Signs of divisions among the participants quickly emerged, when Ahrar al-Sham, one of the most powerful rebel factions in Syria, released a statement that suggested a compromise vision for the country’s future remains far from reach.
The ultraconservative group objected to the presence of some of the other participants, claiming they are “closer to the (Syrian) regime than they are to the revolution,” and the lack of proportional representation of some of the other Islamist groups fighting in Syria. It did not elaborate.
The group also vowed to “preserve the Islamic identity of our people, as well as the principles of our orthodox religion” and said it will oppose any outcomes of the conference that contradict those principles.
The AP received a copy of the names of the delegates in attendance from a Saudi official close to the talks. The official, who spoke on condition of anonymity because he was not authorized to release the information, said some of the delegates met with Western and Russian diplomats in Riyadh before the talks.
The U.S. and its allies are calling on the opposition to work toward a consensus ahead of the negotiations intended to lead to a transitional period in Syria and Assad’s eventual removal.
Khaled Khoja, head of Syria’s main Western-backed opposition group, the Syrian National Coalition, said a political solution would have to remove Assad as a priority, but also liberate Syria from the “Russian and Iranian occupation.”
He said the Riyadh meeting will determine who really belongs to the opposition.
U.S. State Department spokesman John Kirby said Washington was “watching the outcomes, obviously, very, very closely.”
With about 20 delegates, the Syrian National Coalition is the largest bloc at the talks. Also attending are representatives of the Syria-based National Coordination Body.
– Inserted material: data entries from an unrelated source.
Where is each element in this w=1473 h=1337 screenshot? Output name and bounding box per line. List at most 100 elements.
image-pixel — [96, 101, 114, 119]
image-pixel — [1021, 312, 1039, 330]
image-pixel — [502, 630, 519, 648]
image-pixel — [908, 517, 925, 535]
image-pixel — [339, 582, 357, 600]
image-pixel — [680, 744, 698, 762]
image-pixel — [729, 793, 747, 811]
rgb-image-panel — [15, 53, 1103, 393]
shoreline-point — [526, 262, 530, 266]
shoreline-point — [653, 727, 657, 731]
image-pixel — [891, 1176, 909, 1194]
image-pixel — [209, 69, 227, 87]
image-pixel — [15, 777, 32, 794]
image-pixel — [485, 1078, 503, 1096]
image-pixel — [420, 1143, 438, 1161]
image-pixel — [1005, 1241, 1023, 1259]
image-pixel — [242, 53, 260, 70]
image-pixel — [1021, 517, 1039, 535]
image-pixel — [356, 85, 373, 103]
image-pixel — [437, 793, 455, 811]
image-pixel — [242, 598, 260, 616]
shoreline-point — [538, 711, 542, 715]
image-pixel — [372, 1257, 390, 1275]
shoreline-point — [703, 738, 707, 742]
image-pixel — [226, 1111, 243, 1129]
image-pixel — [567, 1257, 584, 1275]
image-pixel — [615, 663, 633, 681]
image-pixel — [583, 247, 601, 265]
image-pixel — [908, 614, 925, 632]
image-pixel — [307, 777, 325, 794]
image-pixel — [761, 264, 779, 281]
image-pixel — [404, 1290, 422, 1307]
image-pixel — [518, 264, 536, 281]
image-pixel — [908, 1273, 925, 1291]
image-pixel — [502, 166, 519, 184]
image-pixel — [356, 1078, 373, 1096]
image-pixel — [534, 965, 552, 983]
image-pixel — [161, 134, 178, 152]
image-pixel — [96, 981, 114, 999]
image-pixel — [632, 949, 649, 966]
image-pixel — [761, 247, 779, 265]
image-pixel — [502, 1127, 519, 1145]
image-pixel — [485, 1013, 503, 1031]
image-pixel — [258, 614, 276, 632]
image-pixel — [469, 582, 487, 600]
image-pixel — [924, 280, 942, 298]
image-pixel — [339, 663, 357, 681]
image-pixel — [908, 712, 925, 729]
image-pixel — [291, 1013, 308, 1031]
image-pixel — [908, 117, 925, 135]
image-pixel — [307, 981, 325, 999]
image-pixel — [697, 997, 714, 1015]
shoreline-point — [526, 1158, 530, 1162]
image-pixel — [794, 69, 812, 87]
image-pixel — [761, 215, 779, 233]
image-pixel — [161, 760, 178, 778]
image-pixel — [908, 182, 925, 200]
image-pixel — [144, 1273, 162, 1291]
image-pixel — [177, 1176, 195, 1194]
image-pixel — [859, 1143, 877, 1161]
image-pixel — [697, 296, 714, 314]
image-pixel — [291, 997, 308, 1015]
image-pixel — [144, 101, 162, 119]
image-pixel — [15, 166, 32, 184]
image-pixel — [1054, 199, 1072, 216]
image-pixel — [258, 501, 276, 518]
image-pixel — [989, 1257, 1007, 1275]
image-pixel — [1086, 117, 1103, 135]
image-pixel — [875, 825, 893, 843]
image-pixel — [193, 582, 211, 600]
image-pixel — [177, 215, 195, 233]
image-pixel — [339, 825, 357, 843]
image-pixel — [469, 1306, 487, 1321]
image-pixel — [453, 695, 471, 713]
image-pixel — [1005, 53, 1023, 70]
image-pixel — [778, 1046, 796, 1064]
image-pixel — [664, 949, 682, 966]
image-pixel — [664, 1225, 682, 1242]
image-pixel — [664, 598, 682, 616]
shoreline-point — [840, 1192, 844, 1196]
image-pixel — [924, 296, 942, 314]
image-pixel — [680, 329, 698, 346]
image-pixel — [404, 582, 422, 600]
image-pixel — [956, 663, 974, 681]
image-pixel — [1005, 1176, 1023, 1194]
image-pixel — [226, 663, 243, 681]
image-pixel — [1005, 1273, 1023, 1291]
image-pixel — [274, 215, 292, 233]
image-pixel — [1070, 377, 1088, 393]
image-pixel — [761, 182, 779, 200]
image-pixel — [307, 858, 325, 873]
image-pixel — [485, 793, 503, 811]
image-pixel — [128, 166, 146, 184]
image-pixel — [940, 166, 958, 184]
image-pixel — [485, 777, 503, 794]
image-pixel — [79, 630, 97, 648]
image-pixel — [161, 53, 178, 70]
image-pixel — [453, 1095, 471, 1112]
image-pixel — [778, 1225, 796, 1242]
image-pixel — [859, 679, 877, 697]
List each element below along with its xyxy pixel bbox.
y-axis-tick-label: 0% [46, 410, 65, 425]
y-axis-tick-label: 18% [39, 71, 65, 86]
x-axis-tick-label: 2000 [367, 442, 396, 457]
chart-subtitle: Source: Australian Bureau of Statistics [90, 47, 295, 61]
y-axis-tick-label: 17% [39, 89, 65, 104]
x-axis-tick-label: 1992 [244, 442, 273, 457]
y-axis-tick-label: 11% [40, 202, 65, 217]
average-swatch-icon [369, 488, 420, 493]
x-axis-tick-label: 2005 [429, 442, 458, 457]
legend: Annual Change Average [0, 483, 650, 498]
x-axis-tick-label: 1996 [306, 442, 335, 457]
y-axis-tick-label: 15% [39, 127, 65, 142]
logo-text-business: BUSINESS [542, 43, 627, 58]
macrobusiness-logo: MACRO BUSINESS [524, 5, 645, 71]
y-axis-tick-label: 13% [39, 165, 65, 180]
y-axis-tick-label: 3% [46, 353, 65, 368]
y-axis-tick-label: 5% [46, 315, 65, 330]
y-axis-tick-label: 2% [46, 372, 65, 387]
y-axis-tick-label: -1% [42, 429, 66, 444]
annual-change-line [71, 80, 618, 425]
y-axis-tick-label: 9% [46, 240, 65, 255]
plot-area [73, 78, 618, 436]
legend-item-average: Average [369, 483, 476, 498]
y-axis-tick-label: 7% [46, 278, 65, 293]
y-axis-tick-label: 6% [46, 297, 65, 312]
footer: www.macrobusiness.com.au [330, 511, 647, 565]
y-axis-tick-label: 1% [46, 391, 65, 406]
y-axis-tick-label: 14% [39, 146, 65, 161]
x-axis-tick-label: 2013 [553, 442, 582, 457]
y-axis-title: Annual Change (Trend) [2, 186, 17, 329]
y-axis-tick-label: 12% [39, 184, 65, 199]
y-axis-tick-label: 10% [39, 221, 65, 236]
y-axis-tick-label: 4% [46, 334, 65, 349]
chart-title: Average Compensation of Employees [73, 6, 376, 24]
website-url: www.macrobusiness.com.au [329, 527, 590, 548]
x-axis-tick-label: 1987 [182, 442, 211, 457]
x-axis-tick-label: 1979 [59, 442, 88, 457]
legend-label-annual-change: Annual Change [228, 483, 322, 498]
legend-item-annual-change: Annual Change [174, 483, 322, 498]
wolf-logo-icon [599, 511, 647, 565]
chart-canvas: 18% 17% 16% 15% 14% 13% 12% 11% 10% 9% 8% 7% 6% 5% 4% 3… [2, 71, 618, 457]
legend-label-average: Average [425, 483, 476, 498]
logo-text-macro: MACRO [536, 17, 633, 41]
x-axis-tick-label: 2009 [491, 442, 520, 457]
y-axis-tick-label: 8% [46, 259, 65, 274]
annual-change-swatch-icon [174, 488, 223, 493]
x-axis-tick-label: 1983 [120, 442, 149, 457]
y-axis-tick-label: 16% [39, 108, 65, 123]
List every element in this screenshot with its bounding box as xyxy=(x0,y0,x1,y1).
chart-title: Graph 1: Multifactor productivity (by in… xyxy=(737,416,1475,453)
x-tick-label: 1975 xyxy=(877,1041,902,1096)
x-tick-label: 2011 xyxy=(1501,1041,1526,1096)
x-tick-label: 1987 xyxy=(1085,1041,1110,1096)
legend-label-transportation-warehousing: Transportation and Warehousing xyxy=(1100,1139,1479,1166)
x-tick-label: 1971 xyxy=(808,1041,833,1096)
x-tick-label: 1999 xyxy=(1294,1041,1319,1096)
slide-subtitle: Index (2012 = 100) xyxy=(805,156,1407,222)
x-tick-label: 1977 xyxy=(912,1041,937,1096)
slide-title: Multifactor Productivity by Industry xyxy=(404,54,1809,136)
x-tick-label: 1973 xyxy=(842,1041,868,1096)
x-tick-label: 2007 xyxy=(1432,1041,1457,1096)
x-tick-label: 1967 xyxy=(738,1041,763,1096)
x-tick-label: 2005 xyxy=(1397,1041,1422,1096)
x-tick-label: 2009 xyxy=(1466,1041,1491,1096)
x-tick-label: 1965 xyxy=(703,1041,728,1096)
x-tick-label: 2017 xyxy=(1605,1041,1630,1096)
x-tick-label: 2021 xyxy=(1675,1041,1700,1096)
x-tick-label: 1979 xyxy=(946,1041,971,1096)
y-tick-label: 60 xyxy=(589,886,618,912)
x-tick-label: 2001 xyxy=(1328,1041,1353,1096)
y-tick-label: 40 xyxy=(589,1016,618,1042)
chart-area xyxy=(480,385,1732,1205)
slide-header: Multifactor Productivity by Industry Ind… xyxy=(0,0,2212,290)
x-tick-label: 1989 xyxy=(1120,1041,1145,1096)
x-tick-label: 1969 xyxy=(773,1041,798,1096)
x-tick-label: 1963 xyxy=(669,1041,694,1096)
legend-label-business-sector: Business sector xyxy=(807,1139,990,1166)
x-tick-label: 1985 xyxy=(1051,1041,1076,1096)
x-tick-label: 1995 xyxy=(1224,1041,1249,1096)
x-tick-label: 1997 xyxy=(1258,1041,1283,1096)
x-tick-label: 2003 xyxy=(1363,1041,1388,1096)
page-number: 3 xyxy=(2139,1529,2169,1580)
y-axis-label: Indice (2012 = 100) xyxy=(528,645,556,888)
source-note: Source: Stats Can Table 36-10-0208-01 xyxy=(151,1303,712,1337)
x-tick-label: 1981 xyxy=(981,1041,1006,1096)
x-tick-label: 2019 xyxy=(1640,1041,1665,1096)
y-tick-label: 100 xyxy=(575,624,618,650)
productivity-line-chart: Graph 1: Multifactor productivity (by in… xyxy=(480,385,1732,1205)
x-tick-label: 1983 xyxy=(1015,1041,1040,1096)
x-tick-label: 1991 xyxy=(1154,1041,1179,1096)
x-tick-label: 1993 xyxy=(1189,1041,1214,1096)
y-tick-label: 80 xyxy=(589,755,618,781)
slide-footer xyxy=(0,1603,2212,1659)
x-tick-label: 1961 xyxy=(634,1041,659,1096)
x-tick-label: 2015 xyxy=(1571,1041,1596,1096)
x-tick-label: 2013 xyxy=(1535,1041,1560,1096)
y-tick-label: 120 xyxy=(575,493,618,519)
Rebel factions include the Western-backed Free Syrian Army, the Saudi-backed Jaysh al-Islam and Ahrar al-Sham—groups that had long rejected any negotiations with Assad’s government so long as he is in power.
Absent are Kurdish opposition factions, such as the People’s Protection Units, known by its Kurdish acronym as the YPG. It’s the main Kurdish fighting force battling the Islamic State group in Syria. However, there are ethnic Kurds at the talks from among the broader opposition groups invited.
The IS group is not represented.
The YPG is participating in another conference in Syria’s northern province of Hassakeh that is unrelated to the Riyadh gathering and led by the U.S.-backed Syrian Democratic Forces, of which the YPG is a member.
In the past year, ties between Saudi Arabia and Turkey have strengthened around their mutual support for Sunni groups fighting Assad’s Iranian-backed government. The decision to exclude Kurdish groups is widely seen as a gesture to appease Turkey, which is wary of Kurdish ambitions for an independent state in the region.
In New York, Britain’s U.N. Ambassador Matthew Rycroft said he expects progress on defining who’s part of the Syrian opposition and who’s “a terrorist” ahead of a ministerial meeting in New York next week of parties trying to end the civil war.
Rycroft told reporters that there also will be a ministerial meeting of the U.N. Security Council on Dec. 18 to adopt a resolution supporting the Vienna process.